Furious horse-trading between the DPJ and the two main opposition parties has all but guaranteed sufficient support for the bills, which will also revamp social security.
But estimates suggest up to 70 DPJ members, led by former powerbroker Ichiro Ozawa, are readying to vote against the tax rise, with some threatening to create a breakaway party.
Analysts say if 54 DPJ lawmakers in the lower house leave the party, the ruling coalition -- the DPJ and its minor partner -- would lose its majority in the chamber, which has the power to elect prime ministers.
The private TBS network reported Tuesday that about 55 lawmakers, mostly those in the Ozawa faction, were likely to vote against the bills.Of these, around 40 are determined to leave the DPJ.
The Nikkei said in its online edition that of the 289 DPJ lawmakers in the lower chamber, the number not toeing the party line -- including those who are absent or intend to abstain -- may exceed 70.
If Ozawa's mooted breakaway -- still far from a certainty -- has the critical mass to upend Noda's majority, opponents will likely seize the opportunity and call a confidence vote.
If that motion passes, the prime minister would have little choice but to go to the electorate, with opinion polls suggesting he would receive a drubbing.
Voting on the bills was expected to begin around 0600 GMT.
Noda, who has staked his premiership on a tax rise widely believed to be a sensible way for Japan to begin plugging its fiscal hole, was unbowed Tuesday, telling a parliamentary committee he would not waver.
"We must press ahead with reforms by considering not only the lives of people in the current time but also future generations," he said.
"It would be irresponsible politics if we stall in front of this huge mountain."

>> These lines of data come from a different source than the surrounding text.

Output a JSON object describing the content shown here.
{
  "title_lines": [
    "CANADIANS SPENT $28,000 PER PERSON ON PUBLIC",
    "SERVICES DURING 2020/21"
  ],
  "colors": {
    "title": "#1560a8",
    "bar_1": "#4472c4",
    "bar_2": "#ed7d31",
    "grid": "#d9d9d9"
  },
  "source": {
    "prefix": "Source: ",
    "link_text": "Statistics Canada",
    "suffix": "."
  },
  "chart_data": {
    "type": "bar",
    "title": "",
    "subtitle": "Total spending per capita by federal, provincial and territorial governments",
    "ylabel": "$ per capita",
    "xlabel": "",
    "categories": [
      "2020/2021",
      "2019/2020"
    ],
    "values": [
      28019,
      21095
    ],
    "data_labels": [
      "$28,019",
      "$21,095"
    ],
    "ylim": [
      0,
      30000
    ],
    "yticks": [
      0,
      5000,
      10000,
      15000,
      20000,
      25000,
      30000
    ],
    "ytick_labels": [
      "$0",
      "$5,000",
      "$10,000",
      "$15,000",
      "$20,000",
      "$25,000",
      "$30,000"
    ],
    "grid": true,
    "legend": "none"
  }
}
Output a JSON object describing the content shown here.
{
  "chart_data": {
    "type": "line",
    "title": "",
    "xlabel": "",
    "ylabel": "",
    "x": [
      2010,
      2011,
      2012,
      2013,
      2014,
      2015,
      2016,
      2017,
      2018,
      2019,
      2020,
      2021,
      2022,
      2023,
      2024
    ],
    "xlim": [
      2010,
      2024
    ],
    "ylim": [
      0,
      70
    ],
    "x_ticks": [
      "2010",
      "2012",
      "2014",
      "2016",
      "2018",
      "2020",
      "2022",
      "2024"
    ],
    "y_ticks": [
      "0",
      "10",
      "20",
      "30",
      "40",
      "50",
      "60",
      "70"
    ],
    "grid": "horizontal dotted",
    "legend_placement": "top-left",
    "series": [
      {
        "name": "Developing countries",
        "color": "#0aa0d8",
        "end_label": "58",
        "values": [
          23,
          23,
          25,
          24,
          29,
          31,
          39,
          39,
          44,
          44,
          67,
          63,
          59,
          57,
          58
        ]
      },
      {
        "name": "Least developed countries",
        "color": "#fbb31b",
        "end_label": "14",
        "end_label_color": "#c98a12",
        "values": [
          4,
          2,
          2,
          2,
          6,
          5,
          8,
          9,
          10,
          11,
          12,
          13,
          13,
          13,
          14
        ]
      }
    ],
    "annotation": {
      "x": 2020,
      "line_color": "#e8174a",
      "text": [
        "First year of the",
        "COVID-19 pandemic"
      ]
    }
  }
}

Tetsuro Kato, professor of politics at Waseda University, told AFP the governing party was "facing a crisis of break-up," adding Noda may call snap elections soon, "depending upon results from the vote".
Sadakazu Tanigaki, president of the largest opposition Liberal Democratic Party, which has swung behind the tax rise bills, told reporters a general election was in the "national interest".
Noda has warned that the future of the world's third-largest economy rests on tackling its hulking public debt, which at more than double the GDP, is proportionately the world's largest.
Opponents of the planned tax rise from the current five percent to 10 percent by 2015 say any increase in household bills would derail Japan's uncertain economic recovery.